Since its beginning, U.S. taxpayers have spent $22 trillion on Johnson’s War on Poverty (in constant 2012 dollars). …

The federal government currently runs more than 80 means-tested welfare programs. These programs provide cash, food, housing and medical care to low-income Americans. Federal and state spending on these programs last year was $943 billion. (These figures do not include Social Security, Medicare, or Unemployment Insurance.)

…the Census will almost certainly proclaim that around 14 percent of Americans are still poor [it did: 14.5%]. The present poverty rate is almost exactly the same as it was in 1967 a few years after the War on Poverty started. Census data actually shows that poverty has gotten worse over the last 40 years.

How could poverty be worse? Rector explains first that depends on what you mean by “poverty.”

For most Americans, the word “poverty” means significant material deprivation, an inability to provide a family with adequate nutritious food, reasonable shelter and clothing. But only a small portion of the more than 40 million people labelled as poor by Census fit that description.

The media frequently associate the idea of poverty with being homeless. But less than two percent of the poor are homeless. …

The typical house or apartment of the poor is in good repair and uncrowded; it is actually larger than the average dwelling of non-poor French, Germans or English. 

But these descriptions make it sound as though we’ve won the war on poverty. No so, as Rector continues:

We can be grateful that the living standards of all Americans, including the poor, have risen in the past half century, but the War on Poverty has not succeeded according to Johnson’s original goal. Johnson’s aim was not to prop up living standards by making more and more people dependent on an ever larger welfare state. Instead, Johnson sought to increase self-sufficiency. …

Judged by that standard, the War on Poverty has been a colossal flop. The welfare state has undermined self-sufficiency by discouraging work and penalizing marriage. …
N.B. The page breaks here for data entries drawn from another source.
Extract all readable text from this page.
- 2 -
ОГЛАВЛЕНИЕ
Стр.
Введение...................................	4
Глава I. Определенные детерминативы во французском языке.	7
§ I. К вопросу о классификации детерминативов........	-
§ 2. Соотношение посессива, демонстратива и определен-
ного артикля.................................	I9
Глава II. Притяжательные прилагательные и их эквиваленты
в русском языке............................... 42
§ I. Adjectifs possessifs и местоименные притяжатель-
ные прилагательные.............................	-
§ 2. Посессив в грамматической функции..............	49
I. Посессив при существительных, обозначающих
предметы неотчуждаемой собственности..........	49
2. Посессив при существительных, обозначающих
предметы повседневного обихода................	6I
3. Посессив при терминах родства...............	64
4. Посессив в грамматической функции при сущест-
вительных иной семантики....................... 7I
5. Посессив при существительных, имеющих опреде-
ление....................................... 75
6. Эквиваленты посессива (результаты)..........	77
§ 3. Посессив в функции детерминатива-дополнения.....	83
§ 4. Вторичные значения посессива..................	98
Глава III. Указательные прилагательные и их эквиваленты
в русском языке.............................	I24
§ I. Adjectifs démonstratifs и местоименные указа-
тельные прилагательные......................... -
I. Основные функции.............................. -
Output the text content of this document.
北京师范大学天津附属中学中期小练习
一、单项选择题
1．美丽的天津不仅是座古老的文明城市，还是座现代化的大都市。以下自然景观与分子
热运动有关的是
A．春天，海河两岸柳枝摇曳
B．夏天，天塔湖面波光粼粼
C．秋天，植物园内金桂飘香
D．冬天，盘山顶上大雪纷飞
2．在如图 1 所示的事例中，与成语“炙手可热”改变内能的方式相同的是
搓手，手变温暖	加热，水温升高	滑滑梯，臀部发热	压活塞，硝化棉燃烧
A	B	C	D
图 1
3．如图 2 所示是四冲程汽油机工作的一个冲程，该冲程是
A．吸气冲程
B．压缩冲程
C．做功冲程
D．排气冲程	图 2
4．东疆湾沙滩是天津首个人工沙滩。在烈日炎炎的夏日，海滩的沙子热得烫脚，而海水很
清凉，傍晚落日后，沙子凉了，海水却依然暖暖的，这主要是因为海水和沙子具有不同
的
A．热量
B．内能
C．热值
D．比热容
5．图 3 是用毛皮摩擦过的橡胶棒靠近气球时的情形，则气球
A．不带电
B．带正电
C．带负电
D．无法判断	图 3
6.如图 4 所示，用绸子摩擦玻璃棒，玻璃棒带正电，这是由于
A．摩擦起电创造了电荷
President Obama plans to spend $13 trillion dollars on means-tested welfare over the next decade. Most of this spending will flow through traditional welfare programs that discourage the keys to self-sufficiency: work and marriage.

Rather than doubling down on the mistakes of the past, we should restructure the welfare state around Johnson’s original goal: increasing Americans capacity for self-support.